The upside, however, is that there are two main factors we consider when considering investments for the next 1 or 25 years.
The Fed’s Dot Plot Looks Favorable
High interest rates will adversely affect the NAVs of mortgage REITs, but the current relatively high interest rate environment is not expected to last very long. At the Federal Reserve Board’s latest meeting on December 14, 2022, they presented their latest dot plot.
By 2025, they project average interest rates will drop to about half of what they are today, which should be good for mortgage REITs.
fed dot plot (Summary of economic forecast)
Considering the fact that average interest rates are expected to stay around 5% to 5.5% for some time before being lowered to prevent overheating, inflation is not expected to last very long. This means the company needs to get higher value and interest going into his 2025.
Analysts are also predicting that. After reporting a decline in adjusted earnings per share quarterly, he expects a return to growth in the 2025 quarter.
AGNC EPS Forecast (Looking for Alpha Aggregator)
This leads to point 2.
They can keep paying…
The company pays an annual dividend of $1.44, or about $850 million. That number may skyrocket given the losses they report on a GAAP basis, but they can certainly sustain it for the next two to three years until they return to growth with low interest rates. It trades hundreds of millions of dollars in asset securities as a hedge against upside, and has nearly $1 billion in cash and equivalents to help maintain payments.
This means that their company only needs to be in the red for a year or so of paying dividends, which means there will be no reduction in dividends like they have in the past.
I believe the company can cut the dividend amount by 10%. We believe this will help sustain the business as interest rates start to fall in the next year or so. That way, I believe, investors can maintain their positions without readjusting too much to lower yields.
Investment Conclusion: 50-50 Risk Reward
New investments in AGNC Investment Corp. can be a bit risky now, but existing investments at low prices can be good and sustainable.
I believe it is likely that the company’s asset values will continue to decline, but I would like to reduce the dividend by about 10% to ensure that the remaining dividend can be maintained until earnings and values increase again. As of early 2025, AGNC Investments still presents one of the best dividend strategies in 2023 and beyond.

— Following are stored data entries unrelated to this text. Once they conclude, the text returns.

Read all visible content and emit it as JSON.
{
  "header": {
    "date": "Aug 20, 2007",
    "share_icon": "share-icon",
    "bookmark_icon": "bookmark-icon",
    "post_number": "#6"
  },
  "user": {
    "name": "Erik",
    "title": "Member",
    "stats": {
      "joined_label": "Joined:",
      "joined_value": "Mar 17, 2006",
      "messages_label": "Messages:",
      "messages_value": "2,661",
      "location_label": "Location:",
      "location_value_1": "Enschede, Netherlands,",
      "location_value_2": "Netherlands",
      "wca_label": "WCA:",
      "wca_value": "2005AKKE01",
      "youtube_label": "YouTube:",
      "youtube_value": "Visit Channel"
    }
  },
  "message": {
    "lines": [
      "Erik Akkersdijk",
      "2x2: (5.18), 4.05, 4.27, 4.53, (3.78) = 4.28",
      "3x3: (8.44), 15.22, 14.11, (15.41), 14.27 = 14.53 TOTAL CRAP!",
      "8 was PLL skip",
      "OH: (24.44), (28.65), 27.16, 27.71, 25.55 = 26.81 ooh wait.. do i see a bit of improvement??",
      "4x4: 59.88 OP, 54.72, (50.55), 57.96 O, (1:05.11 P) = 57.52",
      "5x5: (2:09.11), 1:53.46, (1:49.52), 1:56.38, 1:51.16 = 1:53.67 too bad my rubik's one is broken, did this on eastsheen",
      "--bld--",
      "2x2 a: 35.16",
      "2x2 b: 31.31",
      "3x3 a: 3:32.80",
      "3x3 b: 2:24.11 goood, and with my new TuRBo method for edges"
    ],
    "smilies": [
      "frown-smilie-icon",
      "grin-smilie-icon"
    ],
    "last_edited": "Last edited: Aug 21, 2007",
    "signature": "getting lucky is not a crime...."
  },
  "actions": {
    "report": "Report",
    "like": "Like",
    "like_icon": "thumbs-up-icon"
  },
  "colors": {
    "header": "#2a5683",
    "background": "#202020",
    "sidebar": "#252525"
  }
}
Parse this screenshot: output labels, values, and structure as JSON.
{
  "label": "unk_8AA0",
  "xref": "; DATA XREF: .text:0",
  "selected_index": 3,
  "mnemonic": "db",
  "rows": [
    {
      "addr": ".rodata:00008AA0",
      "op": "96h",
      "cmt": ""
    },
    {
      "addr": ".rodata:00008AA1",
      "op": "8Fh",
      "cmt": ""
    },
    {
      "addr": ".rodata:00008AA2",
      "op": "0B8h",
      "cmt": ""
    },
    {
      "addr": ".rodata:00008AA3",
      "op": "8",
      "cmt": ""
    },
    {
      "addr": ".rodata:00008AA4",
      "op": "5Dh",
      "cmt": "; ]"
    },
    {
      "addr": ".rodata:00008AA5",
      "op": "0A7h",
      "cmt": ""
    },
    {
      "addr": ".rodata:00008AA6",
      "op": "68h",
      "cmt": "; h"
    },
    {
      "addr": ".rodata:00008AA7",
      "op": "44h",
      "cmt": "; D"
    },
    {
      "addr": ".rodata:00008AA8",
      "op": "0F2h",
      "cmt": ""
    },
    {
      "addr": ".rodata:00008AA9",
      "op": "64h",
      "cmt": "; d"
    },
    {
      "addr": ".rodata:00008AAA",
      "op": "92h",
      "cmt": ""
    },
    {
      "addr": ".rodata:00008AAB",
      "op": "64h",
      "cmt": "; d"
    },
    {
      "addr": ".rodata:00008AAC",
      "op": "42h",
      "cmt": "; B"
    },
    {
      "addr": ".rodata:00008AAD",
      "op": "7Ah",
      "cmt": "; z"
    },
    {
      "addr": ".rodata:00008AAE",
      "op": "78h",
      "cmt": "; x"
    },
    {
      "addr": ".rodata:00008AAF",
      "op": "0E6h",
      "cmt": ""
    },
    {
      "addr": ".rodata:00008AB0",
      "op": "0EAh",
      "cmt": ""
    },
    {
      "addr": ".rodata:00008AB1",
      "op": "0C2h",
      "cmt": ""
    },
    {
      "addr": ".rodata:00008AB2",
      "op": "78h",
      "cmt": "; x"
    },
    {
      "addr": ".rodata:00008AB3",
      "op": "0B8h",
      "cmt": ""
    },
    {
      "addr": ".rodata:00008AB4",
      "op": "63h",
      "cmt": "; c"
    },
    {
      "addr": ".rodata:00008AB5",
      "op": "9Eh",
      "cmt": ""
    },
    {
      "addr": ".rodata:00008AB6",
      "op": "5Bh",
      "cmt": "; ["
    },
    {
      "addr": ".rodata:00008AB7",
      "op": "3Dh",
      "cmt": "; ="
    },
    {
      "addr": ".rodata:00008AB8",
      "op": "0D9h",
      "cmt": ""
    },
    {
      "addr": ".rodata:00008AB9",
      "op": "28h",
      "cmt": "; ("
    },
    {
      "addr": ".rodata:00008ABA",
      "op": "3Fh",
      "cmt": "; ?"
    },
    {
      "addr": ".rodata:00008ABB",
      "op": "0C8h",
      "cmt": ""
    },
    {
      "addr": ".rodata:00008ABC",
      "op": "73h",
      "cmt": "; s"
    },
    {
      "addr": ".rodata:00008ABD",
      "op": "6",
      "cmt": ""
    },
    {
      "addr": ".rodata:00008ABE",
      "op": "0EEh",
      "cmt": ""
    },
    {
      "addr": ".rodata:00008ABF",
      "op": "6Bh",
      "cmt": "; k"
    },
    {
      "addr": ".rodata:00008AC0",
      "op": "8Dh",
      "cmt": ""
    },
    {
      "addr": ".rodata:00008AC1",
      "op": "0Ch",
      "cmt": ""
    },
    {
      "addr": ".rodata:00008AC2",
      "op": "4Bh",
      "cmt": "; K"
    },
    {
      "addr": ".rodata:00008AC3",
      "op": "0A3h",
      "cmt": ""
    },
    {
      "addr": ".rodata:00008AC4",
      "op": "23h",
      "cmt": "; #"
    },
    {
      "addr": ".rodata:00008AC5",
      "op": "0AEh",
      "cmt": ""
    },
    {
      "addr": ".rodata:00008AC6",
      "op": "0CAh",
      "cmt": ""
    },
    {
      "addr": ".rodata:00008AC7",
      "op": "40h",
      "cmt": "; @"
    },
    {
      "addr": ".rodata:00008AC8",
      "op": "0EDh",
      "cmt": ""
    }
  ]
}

As for AGNC Investment Corporation, it is likely that there will be some form of continued share price pressure in the coming months, even more likely if it actually cuts its payouts. I believe it will be a good time to add some to the position after all the prices have been set to make better use of the later years.
I’m somewhat bullish on AGNC Investment Corporation heading into 2023 and am buying more shares in the hope that the company’s stock price will fall below $9.00 to $9.50 per share, and my retirement. I intend to hold the account for the expected 25 years.